Later in Blake's life,--for the sheets always remained in stock,— five guineas were given him, and in some cases, when intended as a delicate means of helping the artist, larger sums. Flaxman recommended more than one friend to take copies, a Mr. Thomas among them, who, wishing to give the artist a present, made the price ten guineas. For such a sum Blake could hardly do enough, finishing the plates like miniatures. In the last years of his life, Sir Thomas Lawrence, Sir Francis Chantrey, and others, paid as much as twelve and twenty guineas; Blake conscientiously working up the colour and finish, and perhaps over-labouring them, in return; printing off only on one side of the leaf, and expanding the book by help of

margin into a handsome quarto. If without a sixpence in his pocket, he was always too justly proud to confess it: so that, whoever desired to give Blake money, had to do it indirectly, to avoid offence, by purchasing copies of his works; which, too, might have hurt his pride, had he suspected the secret motive, though causelessly; for he really gave, as he well knew, far more than an intrinsic equivalent.
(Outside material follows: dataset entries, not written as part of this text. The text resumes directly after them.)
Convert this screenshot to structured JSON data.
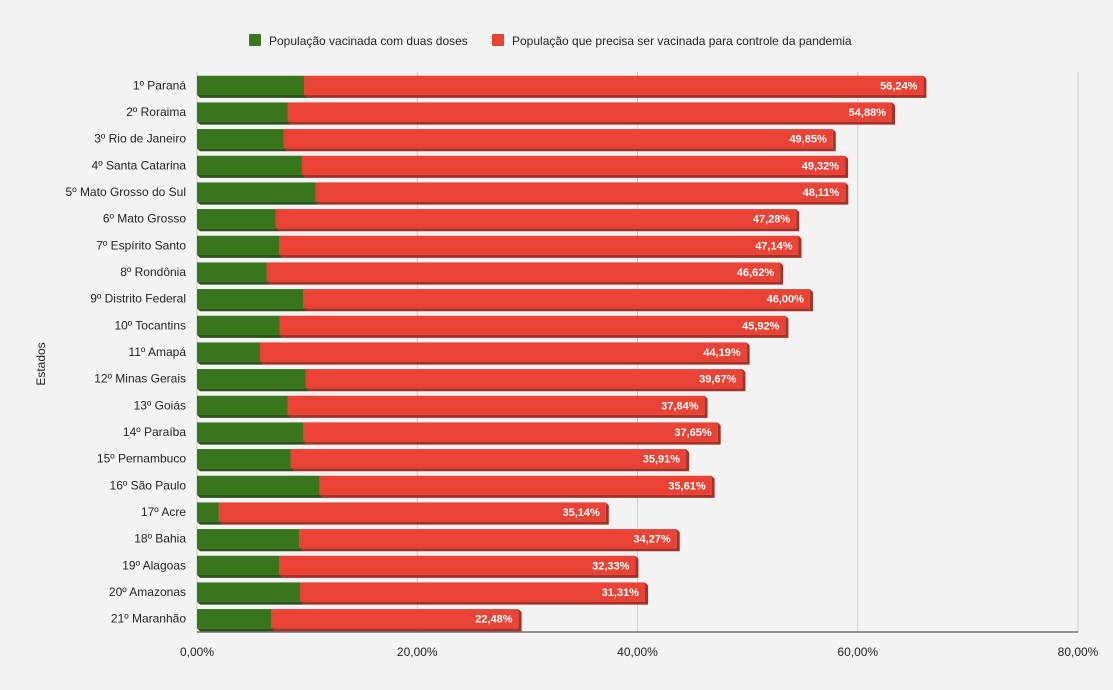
{
  "chart_data": {
    "type": "bar",
    "orientation": "horizontal",
    "stacked": true,
    "ylabel": "Estados",
    "xlabel": "",
    "xlim": [
      0,
      80
    ],
    "x_ticks": [
      "0,00%",
      "20,00%",
      "40,00%",
      "60,00%",
      "80,00%"
    ],
    "legend_position": "top",
    "grid": true,
    "categories": [
      "1º Paraná",
      "2º Roraima",
      "3º Rio de Janeiro",
      "4º Santa Catarina",
      "5º Mato Grosso do Sul",
      "6º Mato Grosso",
      "7º Espírito Santo",
      "8º Rondônia",
      "9º Distrito Federal",
      "10º Tocantins",
      "11º Amapá",
      "12º Minas Gerais",
      "13º Goiás",
      "14º Paraíba",
      "15º Pernambuco",
      "16º São Paulo",
      "17º Acre",
      "18º Bahia",
      "19º Alagoas",
      "20º Amazonas",
      "21º Maranhão"
    ],
    "series": [
      {
        "name": "População vacinada com duas doses",
        "color": "#38761d",
        "values": [
          9.72,
          8.23,
          7.88,
          9.53,
          10.76,
          7.13,
          7.48,
          6.33,
          9.66,
          7.51,
          5.72,
          9.86,
          8.25,
          9.63,
          8.5,
          11.12,
          1.98,
          9.29,
          7.48,
          9.37,
          6.72
        ],
        "labels": [
          "9,72%",
          "8,23%",
          "7,88%",
          "9,53%",
          "10,76%",
          "7,13%",
          "7,48%",
          "6,33%",
          "9,66%",
          "7,51%",
          "5,72%",
          "9,86%",
          "8,25%",
          "9,63%",
          "8,50%",
          "11,12%",
          "1,98%",
          "9,29%",
          "7,48%",
          "9,37%",
          "6,72%"
        ]
      },
      {
        "name": "População que precisa ser vacinada para controle da pandemia",
        "color": "#ea4335",
        "values": [
          56.24,
          54.88,
          49.85,
          49.32,
          48.11,
          47.28,
          47.14,
          46.62,
          46.0,
          45.92,
          44.19,
          39.67,
          37.84,
          37.65,
          35.91,
          35.61,
          35.14,
          34.27,
          32.33,
          31.31,
          22.48
        ],
        "labels": [
          "56,24%",
          "54,88%",
          "49,85%",
          "49,32%",
          "48,11%",
          "47,28%",
          "47,14%",
          "46,62%",
          "46,00%",
          "45,92%",
          "44,19%",
          "39,67%",
          "37,84%",
          "37,65%",
          "35,91%",
          "35,61%",
          "35,14%",
          "34,27%",
          "32,33%",
          "31,31%",
          "22,48%"
        ]
      }
    ]
  }
}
The early, low-priced copies,-Flaxman's for instance, though slighter in colour, possess a delicacy of feeling, a freshness of execution, often lost in the richer, more laboured examples, especially in those finished after the artist's death, by his widow. One of the latter I have noticed, very full and heavy in colour, the tints laid on with a strong and indiscriminating touch.

Other considerable varieties of detail in the final touches by hand exist. There are copies in which certain minutiæ are finished with unusual care and feeling. The prevailing ground-colour of the writing and illustrations also varies. Sometimes it is yellow, sometimes blue, and so on. In one copy the writing throughout is yellow, not a happy effect. Occasionally the colour is carried further down the page than the ruled space; a stream say, as in The Lamb, is introduced. Of course, therefore, the degrees of merit vary greatly between one copy and another, both as a whole and in the parts. A few were issued plain, in black and white, or blue and white, which are more legible than the polychrome examples. In these latter, the red or yellow lettering being sometimes unrelieved by a white ground, we have, instead of contrasted hue, gradations of it, as in a picture.

Out of the destruction that has engulfed so large a portion of Blake's copper-plates, partly owing to the poverty which compelled him often to obliterate his own work, that the same metal might serve again, partly to the neglect, and worse than neglect, of some of those into whose hands they fell, we have happily been able

to enrich our pages from a remnant,-ten plates, taking off sixteen impressions (a few having been engraved on both sides),—of the Songs of Innocence and Experience. The gentleman from whom they were obtained had once the entire series in his possession; but all save these ten were stolen by an ungrateful black he had befriended, who sold them to a smith as old metal.